19. Compte tenu de sa jurisprudence en la matière, la Cour estime qu’en l’espèce la durée de la procédure litigieuse a été excessive et ne répond pas à l’exigence du « délai raisonnable ».
Partant, il y a eu violation de l’article 6 § 1.
II. SUR LES AUTRES VIOLATIONS ALLÉGUÉES
20. Les requérants se plaignent, sous l’angle de l’article 6 § 1 de la Convention, que lors de la litispendance, le ministre de la Défense s’immisça dans le fonctionnement du pouvoir judiciaire, en envoyant une lettre au Parlement l’informant d’un arrangement éventuel de la question en cause. En outre, les requérants se plaignent, sous l’angle de l’article 1 du Protocole no 1, d’une atteinte au droit au respect de leurs biens du fait que les juridictions internes ne les ont pas reconnus titulaires du complément de retraite sollicité.
Sur la recevabilité
21. Compte tenu de l’ensemble des éléments en sa possession, et dans la mesure où elle est compétente pour connaître des allégations formulées, la Cour n’a relevé aucune apparence de violation des droits et libertés garantis par la Convention ou ses Protocoles. En particulier, s’agissant du grief tiré de l’équité de la procédure en cause, la Cour note que les requérants n’étayent aucunement la manière dont la lettre que le pouvoir exécutif adressa au Parlement aurait pu influencer le résultat de la procédure judiciaire en cause. En outre, la Cour ne décèle aucun indice d’arbitraire dans le déroulement de la procédure litigieuse, qui a respecté le principe du contradictoire et au cours de laquelle les requérants ont eu la possibilité de présenter tous les arguments pour la défense de leur cause.

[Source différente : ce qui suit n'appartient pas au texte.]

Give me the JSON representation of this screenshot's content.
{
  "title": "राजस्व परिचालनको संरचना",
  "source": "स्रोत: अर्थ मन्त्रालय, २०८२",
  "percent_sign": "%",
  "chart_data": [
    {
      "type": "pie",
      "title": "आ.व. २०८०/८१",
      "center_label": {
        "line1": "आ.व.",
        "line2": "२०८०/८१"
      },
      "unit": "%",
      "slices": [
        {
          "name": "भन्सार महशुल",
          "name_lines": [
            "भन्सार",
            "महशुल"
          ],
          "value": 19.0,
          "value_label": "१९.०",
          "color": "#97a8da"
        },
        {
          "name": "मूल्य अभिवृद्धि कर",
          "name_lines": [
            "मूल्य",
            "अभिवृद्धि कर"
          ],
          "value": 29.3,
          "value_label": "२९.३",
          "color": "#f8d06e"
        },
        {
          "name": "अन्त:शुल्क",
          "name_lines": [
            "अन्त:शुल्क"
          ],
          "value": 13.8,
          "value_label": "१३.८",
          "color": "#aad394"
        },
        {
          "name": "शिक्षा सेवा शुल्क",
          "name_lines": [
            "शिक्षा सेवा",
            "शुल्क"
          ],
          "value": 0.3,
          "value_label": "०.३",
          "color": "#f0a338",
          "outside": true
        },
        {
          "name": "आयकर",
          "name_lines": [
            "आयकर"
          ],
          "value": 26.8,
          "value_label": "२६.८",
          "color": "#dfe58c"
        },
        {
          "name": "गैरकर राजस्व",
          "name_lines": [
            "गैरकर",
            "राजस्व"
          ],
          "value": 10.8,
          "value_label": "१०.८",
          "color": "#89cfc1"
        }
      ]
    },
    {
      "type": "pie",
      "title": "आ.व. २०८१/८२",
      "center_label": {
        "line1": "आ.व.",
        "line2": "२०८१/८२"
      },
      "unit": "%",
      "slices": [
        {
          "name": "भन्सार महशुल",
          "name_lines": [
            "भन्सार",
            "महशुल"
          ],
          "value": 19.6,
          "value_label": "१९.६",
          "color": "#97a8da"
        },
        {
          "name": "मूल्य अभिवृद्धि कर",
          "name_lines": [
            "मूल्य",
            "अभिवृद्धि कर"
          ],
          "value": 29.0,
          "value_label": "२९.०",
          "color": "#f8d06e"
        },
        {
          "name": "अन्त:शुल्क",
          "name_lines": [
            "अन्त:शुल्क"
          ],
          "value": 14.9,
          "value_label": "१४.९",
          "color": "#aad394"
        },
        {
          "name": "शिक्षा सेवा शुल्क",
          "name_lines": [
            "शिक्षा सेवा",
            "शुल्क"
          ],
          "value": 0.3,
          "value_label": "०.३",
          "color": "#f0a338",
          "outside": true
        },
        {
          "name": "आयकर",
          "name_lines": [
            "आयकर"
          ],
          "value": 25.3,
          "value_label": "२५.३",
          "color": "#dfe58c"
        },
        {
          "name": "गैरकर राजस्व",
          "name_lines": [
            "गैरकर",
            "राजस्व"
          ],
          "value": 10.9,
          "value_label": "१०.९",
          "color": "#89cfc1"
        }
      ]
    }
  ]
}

22. Quant au grief tiré du droit au respect des biens, la prétendue créance des requérants ne peut pas passer pour un « bien » au sens de l’article 1 du Protocole no 1, puisqu’elle n’a pas été constatée par une décision judiciaire ayant force de chose jugée. Telle est pourtant la condition pour qu’une créance soit certaine et exigible et, partant, protégée par cette disposition (voir Raffineries Grecques Stran et Stratis Andreadis c. Grèce, arrêt du 9 décembre 1994, série A, no 301-B, p. 84, § 59).
23. Il s’ensuit que cette partie de la requête est manifestement mal fondée et doit être rejetée en application de l’article 35 §§ 3 et 4 de la Convention.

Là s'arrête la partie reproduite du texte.